Monday, July 29, 2013

Half-Caf

I've been wanting to make a dress similar to this Threadbanger Caftan from some time.  The dress in this video is so beautifully flowy and perfect for summer.

I needed to make some tweaks to make the project fit my needs. I didn't have a pair of scarves like the ones used in the tutorial.  I didn't want my dress to be open on the sides like the Threadbanger version, but I also didn't want something that would end up being a mumu.  Here's what I came up with.
video
I started with one of the wraps I made before my trip to India last year.  "Made" is probably too strong a word because all I did last year was hem all four sides.  The wrap started out as a 60" by 72" piece of fabric.  After hemming it was probably about 59" by 71."  A 35" length starting at my shoulder hits right about at my knee.


First I folded the wrap in half, resulting in a folded edge that was approximately 60 inches with 36 inch sides with the wrong side facing out.

I pinned up the sides, leaving about 12 inches near the folded edge for arm holes, and cut a 12 inch slit at the top for a head hole.  At this point I tried the garment on to make sure the head hole was big enough and the arm holes fell how I wanted.  I sewed up the sides (leaving the arm holes), and then turned the piece back right side out.

I tried on the piece again and marked the height of my natural waist and the width of my shoulders with pins. The piece needs to fit over my shoulders, so I need enough width there, but I want it to cinch in at my waist so I want the ties to fall there. I then marked the intersection of the width of my shoulders and height of my waist and pinned both sides of the fabric together there, making sure the two sides lined up.

I used the button hole function on my sewing machine to make two approximately 1" button holes that stitch the two sides of the fabric together.  I had never had need to use the button hole feature on my sewing machine before, and it was incredibly easy.  I want to put button holes on everything now.  The last thing I did was hem the neck line.  I will probably go back and bind the edge of the neck with bias tape, but I didn't have any of that today.  I tied the waist with a length of black ribbon.  If I had known how much I would like the finished product I would have cut a piece of the original fabric to use as a self-belt.

All in all this project took about 30 minutes.  Writing the instructions took as long as sewing the caftan.

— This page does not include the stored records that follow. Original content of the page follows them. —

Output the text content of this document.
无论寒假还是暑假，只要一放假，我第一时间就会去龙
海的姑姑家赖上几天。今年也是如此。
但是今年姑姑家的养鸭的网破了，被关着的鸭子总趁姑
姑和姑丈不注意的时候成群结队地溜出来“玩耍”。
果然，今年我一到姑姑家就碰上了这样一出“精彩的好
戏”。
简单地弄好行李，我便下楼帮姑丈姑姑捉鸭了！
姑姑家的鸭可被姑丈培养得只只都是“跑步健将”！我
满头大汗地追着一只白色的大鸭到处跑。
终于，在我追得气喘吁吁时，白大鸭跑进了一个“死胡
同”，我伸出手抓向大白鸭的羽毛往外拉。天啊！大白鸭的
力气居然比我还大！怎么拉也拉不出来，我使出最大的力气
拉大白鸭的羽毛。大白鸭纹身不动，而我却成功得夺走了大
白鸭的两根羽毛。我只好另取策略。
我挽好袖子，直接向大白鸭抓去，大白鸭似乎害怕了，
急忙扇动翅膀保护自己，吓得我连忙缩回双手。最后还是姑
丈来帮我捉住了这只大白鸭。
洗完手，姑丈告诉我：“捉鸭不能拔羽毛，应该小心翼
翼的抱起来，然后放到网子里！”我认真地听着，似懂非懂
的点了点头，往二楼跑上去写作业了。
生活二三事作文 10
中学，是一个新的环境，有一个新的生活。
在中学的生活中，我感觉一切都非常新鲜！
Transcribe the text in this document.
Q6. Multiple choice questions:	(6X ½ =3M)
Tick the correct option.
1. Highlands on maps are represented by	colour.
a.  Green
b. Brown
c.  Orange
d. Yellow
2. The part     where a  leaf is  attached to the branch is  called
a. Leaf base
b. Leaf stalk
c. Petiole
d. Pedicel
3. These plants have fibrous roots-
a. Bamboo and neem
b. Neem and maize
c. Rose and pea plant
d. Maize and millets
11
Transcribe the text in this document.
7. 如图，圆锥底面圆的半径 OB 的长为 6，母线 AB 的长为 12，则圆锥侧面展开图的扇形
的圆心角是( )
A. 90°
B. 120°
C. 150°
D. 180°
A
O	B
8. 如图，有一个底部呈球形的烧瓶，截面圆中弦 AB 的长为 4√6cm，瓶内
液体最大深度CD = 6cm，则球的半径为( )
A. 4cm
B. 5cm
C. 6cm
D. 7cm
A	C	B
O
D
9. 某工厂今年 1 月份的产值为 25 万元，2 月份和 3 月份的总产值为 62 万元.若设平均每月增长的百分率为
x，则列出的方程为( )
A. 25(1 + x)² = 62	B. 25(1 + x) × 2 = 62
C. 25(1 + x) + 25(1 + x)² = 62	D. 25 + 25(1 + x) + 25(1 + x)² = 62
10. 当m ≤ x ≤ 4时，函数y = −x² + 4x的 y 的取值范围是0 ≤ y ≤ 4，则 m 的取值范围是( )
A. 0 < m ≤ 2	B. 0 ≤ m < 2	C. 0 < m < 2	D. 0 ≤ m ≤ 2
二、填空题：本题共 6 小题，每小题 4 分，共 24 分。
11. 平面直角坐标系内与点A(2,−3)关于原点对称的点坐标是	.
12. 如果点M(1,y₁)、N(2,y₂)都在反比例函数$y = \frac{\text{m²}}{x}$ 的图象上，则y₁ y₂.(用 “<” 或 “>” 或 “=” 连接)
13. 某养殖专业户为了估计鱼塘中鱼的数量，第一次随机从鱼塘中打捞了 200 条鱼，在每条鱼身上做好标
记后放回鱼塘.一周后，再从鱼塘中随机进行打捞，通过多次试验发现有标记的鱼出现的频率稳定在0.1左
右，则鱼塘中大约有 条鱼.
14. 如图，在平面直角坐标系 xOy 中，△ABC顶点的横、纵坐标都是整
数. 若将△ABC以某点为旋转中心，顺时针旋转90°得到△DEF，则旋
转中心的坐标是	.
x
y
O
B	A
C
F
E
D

I am very pleased with the end result and I'll definitely make at least one more of these.  I can imagine wearing it over a slip as a dress, as a swimsuit cover up, or with leggings or jeans like I did in these photos.
 

 

Garments like this are tricky because you risk losing your shape in a giant amorphous blob of fabric.  I think I circumvented that pitfall by cinching in at the waist.  The fabric takes the shape of my body rather than swallowing it up.  The knee-length hem also helps balance the fullness.  What do you think?